I had just come back from a few months in Spain, but the story could be set anywhere.

Made by Muslims, captured by Christians, haunted by Historians, the village of Fuencarrasco was of strategic importance for a single moment in the 11th century, before being left to storks and vultures when the war between Catholics and Moors moved south – until the weeping statue of Diego Ezequiél Germano Moro began attracting the faithful in the 1990s. 

Diego Moro was born into fascist Spain in 1946. His blonde hair and blue eyes were so startling that little old women in black would cross the road to avoid him as his mother pushed him along the pavement in his second-hand pram. 

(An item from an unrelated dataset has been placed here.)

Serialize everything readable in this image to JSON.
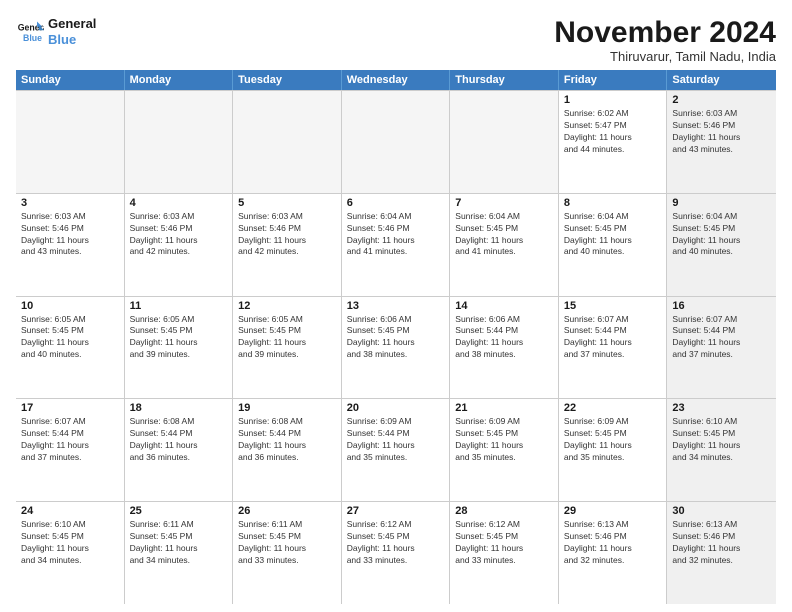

Once he was able to make sensible conversation, though, he went looking for people to help. He brought water and electricity to a gitano family in the caves at the foot of the mountain. Until he left the village, he was rarely seen without a grateful gypsy hovering by his sleeve waiting for a chance to repay the debt. 

He campaigned for education for rural families and his powers of persuasion brought the first free school to Extremadura, built brick by brick by farmers, and staffed by volunteers from all over the Spanish-speaking world who read about Diego in their newspapers. 

At 19, Diego moved to Madrid after the parish priest heard him telling a group of appalled young mothers about contraception. Diego told his friends that, although he had tried very hard, he had never believed in God – not in an academic or political, let alone religious sense. 

In Madrid, he lived near Atocha station, in the flat of a cousin who worked for Franco’s government, something his followers later tried to play down, although Diego saw no contradiction between living in luxury and working for the poor, believing that everyone was free to make choices and be guided by their conscience. 

He collected, printed and distributed the stories of people he met on the streets of Madrid around the cafes and bars in well-to-do areas. 

Without once criticising the Government, Diego still came to the attention of the Civil Guard. Every morning, Diego took his coffee in a bakery on Calle Lavapiés, and a policeman, in a three-sided leather hat, would sit silently on the stool next to him while he read El País. 

In the early hours of a Sunday in August 1969, a civic worker hosing down the baked streets, found Diego’s battered body behind a pile of rubbish. A sympathetic doctor said there were signs he had been run over by a car, but that most of his injuries were inflicted by hand. 

The socialist government, with whom Diego would have had as little in common as he did Franco’s fascists, came to power ten years later, and their first action was to build a statue of Diego in the village square in Fuencarrasco. 

Scientists will tell you it is iron oxide, but the thousands who gather with their rosaries at his feet will swear by the Blessed Virgin that Diego’s statue is weeping blood.